Gouverneure

Ella Grasso | Amerikanischer Politiker

Ella Grasso , geborene Ella Rosa Giovanna Oliva Tambussi (* 10. Mai 1919 in Windsor Locks , Connecticut, USA; gestorben am 5. Februar 1981 in Hartford , Connecticut), amerikanische Beamtin, die erste Frau, die in einen US-Bundesstaat gewählt wurde Gouverneurin in ihrem eigenen Recht.

Grasso absolvierte 1940 das Mount Holyoke College in South Hadley , Massachusetts, mit Auszeichnung und machte 1942 einen MA. Während des Zweiten Weltkriegs war sie stellvertretende Forschungsdirektorin für das Büro in Connecticut der War Manpower Commission. Grasso wurde auch in der lokalen demokratischen Politik aktiv, wurde 1952 in den Landtag gewählt und 1954 wiedergewählt. 1956–58 saß sie im Demokratischen Nationalkomitee. 1958 wurde sie zur Staatssekretärin von Connecticut gewählt, in der sie drei Amtszeiten innehatte. 1970 und erneut 1972 wurde sie in den US-Kongress gewählt, wo sie einen stark liberalen Abstimmungsbericht aufstellte.

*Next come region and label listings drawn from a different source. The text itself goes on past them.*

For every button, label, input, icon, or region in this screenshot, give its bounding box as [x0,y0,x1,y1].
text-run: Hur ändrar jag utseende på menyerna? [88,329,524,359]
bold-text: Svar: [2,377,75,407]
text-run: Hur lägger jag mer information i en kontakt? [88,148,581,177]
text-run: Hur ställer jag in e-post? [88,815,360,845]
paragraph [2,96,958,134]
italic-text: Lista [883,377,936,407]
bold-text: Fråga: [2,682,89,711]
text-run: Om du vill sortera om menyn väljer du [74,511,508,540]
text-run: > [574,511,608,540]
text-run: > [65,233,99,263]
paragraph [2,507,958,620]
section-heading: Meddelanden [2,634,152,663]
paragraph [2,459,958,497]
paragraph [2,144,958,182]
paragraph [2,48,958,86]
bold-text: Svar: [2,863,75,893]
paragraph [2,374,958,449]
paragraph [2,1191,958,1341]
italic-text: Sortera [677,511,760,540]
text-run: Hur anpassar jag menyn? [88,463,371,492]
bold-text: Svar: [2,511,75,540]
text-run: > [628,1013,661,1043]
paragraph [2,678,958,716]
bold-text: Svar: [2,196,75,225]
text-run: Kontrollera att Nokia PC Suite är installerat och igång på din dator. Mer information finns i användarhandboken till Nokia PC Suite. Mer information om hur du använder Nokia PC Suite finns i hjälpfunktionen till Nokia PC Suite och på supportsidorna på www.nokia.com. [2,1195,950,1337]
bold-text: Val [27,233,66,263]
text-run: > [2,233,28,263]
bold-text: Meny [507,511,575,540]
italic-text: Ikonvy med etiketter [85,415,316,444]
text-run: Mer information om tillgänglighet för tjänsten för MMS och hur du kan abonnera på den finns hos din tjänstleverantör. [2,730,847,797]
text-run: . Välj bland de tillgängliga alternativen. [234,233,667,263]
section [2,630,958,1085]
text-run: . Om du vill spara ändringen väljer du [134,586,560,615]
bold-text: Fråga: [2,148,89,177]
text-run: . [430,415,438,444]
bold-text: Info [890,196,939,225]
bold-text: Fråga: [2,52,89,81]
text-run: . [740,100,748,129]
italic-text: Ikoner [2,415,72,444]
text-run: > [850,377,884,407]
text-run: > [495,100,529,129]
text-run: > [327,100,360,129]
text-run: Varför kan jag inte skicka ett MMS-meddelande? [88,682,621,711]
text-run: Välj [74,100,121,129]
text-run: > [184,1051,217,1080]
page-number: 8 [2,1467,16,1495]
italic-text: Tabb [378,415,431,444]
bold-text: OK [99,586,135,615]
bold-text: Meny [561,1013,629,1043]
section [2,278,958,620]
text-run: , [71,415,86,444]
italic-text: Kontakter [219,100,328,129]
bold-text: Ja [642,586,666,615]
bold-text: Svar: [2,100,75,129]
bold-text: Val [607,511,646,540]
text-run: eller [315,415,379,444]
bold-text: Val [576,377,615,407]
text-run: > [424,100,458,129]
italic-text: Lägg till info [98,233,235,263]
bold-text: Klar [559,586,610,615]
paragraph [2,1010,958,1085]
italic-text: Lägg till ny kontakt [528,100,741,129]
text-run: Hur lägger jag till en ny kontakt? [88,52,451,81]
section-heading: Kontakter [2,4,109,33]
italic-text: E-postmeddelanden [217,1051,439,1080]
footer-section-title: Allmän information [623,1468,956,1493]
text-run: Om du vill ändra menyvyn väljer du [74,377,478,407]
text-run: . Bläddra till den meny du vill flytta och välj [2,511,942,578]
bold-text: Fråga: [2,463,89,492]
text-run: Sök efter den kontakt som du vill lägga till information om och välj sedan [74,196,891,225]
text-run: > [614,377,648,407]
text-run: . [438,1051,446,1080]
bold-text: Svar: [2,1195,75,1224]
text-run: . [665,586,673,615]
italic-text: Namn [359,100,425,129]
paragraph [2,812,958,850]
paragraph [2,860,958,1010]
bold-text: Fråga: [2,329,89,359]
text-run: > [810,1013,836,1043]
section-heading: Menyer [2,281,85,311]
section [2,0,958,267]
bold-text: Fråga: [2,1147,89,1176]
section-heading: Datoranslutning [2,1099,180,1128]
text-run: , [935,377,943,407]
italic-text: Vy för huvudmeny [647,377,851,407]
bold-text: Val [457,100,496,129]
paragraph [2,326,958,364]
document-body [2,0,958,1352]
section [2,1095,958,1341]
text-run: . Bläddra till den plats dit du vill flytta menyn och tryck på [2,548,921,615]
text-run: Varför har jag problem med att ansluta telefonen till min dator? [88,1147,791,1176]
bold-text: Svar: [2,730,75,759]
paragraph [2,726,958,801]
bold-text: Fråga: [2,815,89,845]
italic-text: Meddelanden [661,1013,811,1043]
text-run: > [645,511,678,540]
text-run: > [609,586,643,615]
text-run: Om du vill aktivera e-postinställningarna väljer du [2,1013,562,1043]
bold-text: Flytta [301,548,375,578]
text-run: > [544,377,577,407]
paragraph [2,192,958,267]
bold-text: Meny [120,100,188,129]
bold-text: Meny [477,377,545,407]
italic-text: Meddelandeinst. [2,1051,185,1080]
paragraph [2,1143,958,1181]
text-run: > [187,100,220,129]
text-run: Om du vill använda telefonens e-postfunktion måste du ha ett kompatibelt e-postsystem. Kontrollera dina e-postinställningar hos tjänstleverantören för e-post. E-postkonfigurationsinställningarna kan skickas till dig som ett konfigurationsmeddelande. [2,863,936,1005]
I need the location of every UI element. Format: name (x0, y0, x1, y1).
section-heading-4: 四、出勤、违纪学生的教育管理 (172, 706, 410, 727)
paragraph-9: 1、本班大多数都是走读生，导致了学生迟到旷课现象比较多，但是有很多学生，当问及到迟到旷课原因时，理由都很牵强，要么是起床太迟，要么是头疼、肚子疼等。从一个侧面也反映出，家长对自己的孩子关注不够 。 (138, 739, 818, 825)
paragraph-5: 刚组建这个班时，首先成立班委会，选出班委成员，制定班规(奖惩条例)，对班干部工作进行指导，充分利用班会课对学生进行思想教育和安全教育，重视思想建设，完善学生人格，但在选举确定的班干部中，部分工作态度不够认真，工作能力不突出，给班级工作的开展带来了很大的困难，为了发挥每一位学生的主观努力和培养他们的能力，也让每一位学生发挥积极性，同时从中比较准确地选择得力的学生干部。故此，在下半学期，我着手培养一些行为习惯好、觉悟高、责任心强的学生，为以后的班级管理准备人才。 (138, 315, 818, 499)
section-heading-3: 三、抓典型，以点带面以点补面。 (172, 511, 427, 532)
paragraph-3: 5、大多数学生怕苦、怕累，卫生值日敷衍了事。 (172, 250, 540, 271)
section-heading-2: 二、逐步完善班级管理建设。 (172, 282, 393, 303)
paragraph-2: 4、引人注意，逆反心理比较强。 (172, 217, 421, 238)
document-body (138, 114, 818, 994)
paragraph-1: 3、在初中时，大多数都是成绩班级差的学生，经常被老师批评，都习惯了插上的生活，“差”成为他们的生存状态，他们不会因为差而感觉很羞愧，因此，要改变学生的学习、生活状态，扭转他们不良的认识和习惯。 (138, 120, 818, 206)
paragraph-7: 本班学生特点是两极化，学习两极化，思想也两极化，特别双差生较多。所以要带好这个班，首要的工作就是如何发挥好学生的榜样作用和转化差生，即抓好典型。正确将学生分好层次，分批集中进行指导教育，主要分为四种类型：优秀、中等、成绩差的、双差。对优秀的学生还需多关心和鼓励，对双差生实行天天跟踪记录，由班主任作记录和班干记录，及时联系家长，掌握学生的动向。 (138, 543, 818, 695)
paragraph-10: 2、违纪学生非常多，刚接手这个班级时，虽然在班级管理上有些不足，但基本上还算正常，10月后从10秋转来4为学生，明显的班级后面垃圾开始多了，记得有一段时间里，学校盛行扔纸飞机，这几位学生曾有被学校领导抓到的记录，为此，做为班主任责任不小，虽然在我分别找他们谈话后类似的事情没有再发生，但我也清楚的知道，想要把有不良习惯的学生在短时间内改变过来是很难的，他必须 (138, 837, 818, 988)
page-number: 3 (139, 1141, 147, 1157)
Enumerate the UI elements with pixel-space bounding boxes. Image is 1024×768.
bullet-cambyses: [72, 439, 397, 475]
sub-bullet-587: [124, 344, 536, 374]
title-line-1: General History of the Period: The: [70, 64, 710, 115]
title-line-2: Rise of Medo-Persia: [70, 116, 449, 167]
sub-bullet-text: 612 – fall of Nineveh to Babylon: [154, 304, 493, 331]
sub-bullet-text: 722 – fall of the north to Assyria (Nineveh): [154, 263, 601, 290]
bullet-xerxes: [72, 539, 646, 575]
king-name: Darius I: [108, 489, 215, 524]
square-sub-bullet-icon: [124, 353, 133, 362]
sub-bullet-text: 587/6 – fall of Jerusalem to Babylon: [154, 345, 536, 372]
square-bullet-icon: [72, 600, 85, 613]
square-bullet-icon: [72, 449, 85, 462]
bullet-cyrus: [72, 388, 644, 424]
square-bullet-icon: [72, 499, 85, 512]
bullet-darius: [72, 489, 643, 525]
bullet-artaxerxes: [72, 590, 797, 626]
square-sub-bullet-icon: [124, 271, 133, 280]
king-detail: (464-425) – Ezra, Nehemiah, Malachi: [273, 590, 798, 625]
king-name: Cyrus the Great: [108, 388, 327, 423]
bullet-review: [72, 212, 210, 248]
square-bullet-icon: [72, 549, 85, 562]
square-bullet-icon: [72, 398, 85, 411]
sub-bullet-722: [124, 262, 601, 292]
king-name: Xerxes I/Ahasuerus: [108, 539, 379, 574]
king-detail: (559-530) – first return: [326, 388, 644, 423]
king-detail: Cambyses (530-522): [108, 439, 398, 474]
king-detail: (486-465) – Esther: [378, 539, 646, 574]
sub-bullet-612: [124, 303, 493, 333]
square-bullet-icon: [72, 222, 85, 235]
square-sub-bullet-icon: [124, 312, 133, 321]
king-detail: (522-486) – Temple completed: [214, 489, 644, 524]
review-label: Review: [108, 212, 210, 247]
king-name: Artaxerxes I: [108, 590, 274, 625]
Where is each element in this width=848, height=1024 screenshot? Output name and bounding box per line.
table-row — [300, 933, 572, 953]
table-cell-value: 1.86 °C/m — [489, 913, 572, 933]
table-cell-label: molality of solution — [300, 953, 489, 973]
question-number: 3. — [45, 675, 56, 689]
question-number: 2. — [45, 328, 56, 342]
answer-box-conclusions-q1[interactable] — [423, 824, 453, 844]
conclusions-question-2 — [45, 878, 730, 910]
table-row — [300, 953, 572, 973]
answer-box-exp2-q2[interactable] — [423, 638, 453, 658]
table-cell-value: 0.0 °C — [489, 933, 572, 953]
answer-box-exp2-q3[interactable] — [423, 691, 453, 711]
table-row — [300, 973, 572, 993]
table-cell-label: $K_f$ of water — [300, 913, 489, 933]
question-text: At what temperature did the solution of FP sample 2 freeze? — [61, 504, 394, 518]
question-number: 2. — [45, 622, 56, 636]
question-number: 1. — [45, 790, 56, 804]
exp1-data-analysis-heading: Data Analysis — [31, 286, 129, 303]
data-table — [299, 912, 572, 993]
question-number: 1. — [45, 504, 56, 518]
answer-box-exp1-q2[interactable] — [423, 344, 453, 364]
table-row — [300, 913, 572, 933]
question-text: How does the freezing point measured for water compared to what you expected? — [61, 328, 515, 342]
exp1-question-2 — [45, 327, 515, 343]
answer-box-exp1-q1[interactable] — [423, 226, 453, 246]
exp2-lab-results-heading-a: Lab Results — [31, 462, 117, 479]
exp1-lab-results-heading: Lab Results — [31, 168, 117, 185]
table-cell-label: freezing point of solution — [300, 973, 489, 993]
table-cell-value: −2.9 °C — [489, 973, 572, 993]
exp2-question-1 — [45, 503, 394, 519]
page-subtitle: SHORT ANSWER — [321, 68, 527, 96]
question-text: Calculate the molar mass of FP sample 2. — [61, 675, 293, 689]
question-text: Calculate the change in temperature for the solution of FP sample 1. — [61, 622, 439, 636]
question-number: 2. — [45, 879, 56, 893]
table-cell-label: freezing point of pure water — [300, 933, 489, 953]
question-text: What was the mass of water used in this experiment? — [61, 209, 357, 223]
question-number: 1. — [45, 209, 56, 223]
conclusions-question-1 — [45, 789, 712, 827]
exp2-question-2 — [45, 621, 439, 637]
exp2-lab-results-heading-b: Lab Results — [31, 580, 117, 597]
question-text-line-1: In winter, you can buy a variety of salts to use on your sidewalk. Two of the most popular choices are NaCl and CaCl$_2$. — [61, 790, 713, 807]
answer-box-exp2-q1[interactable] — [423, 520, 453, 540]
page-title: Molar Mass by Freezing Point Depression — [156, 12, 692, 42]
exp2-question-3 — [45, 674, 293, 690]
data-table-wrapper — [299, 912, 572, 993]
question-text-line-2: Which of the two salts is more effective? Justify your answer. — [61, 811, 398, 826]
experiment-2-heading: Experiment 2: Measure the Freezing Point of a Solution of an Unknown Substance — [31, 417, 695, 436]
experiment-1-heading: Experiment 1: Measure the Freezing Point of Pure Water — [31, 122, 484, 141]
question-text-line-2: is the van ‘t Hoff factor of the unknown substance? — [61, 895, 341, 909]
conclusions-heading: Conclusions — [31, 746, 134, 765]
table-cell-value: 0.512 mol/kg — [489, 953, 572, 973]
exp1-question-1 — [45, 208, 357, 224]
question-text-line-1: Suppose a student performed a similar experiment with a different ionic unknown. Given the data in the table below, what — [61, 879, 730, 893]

1974 setzte sich Grasso erfolgreich für die demokratische Ernennung zum Gouverneur ein und besiegte im November ihre republikanische Gegnerin entscheidend. Mit ihrer Amtseinführung im Januar 1975 war sie die erste Frau, die als Gouverneurin von fungierteConnecticut und die erste Frau, die ein Staatsgouverneuramt ausschließlich aus eigener Kraft innehatte (alle früheren Gouverneurinnen waren Ehefrauen ehemaliger Gouverneure). Im September 1978 kämpfte Grasso gegen eine Hauptherausforderung ihres Vizegouverneurs und wurde für eine zweite Amtszeit nominiert. Sie wurde im November mit großer Mehrheit wiedergewählt und begann eine zweite Amtszeit von vier Jahren. 1980 trat sie jedoch an Silvester wegen Krankheit zurück. Sie wurde eher als symbolische als als doktrinäre feministische Führerin beschrieben; Sie lehnte eine legalisierte Abtreibung ab, unterstützte keine aktiven positiven Maßnahmen und unterstützte die vorgeschlagene Änderung der Gleichberechtigung , setzte sich jedoch nicht dafür ein. Sie war eine beliebte Politikerin, die in 28 Jahren als Persönlichkeit des öffentlichen Lebens nie eine Wahl verloren hat.